THE OWNER OF THE INDUSTRIAL TRUST TOWER, known as the ‘Superman building,’ is looking to redevelop the iconic 1927 structure, and is considering residential, office and retail tenants.
Posted 1/31/13

PROVIDENCE – The owner of the Industrial Trust Tower said he believes there is demand for new apartments downtown, but is not ruling out any mix of uses for the landmark known as the “Superman building.”

David Sweetser, founder of High Rock Development LLC, is keeping a wide range of redevelopment options – including new offices – alive for the 26-story tower, which is set to lose its only tenant this spring, he said Thursday.

Those options include apartments, shops, offices and even student housing or services.

“There has been a need for housing in Providence for some time, and I think this would go a long way toward satisfying that,” Sweetser said. “Clearly there seems to be a pulse there, but I don’t know yet how viable it is. There could be other uses and a market for offices, retail and student housing.”

To decide how to redevelop the building, completed in 1928 for the Industrial Trust Company bank, Sweetser has hired Providence-based Cornish Associates to study potential conversion options, and determine physical viability and market demand.

Beyond the feasibility study, Sweetser said he sees Cornish as a long-term partner in redeveloping the building and working with the numerous community, government and business stakeholders who will be involved.

Cornish President and CEO Arnold “Buff” Chace Jr. said he thinks apartments make the most sense from a development standpoint and hopes that the feasibility study will bear that out. He said anywhere from 200 to 300 units, in sizes sizes ranging from small studios to larger suites, could be possible in the tower.

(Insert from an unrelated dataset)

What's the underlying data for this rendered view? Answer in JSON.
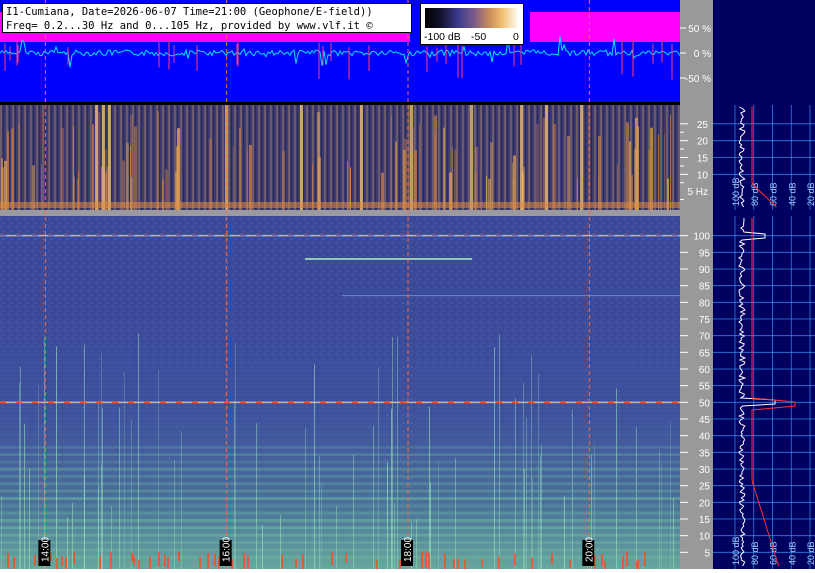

Chace said he expects to finish the feasibility study by the end of March.

Sweetser said the building could be a renovated in a way in which one use dominates or could include apartments, offices, shops and restaurants in a lively mix.

One scenario of many would include retail on the first three floors, with a few offices above, and then apartments above that, he said. Another would target the strong demand in the city for student housing.

High Rock Westminster LLC, another of Sweetser’s ventures, bought the art deco tower, also known as 111 Westminster St., in 2008 for $33 million.

When his company purchased the tower, Sweetser said he considered the possibility that he may have to transform the building at some point, although he acknowledged that having Bank of America stay would also have been a good outcome.

In addition to its architecture, Sweetser said the fact that the Superman building is being vacated all at once makes it unique for a large tower, providing a rare challenge and opportunity.

As for when he will decide on a development plan, Sweetser said he hopes it will be in the spring or summer, but couldn’t completely rule out pushing his decision back if more information is needed to “get it right.”

“I am bullish on Providence. I think it is uniquely positioned to take advantage of the next 10 to 20 years and that is the type of timeline you would look at,” Sweetser said. “This is not an 18-month or 12-month or six-month endeavor. I bought this building five years ago and am looking forward to a long relationship with Providence.”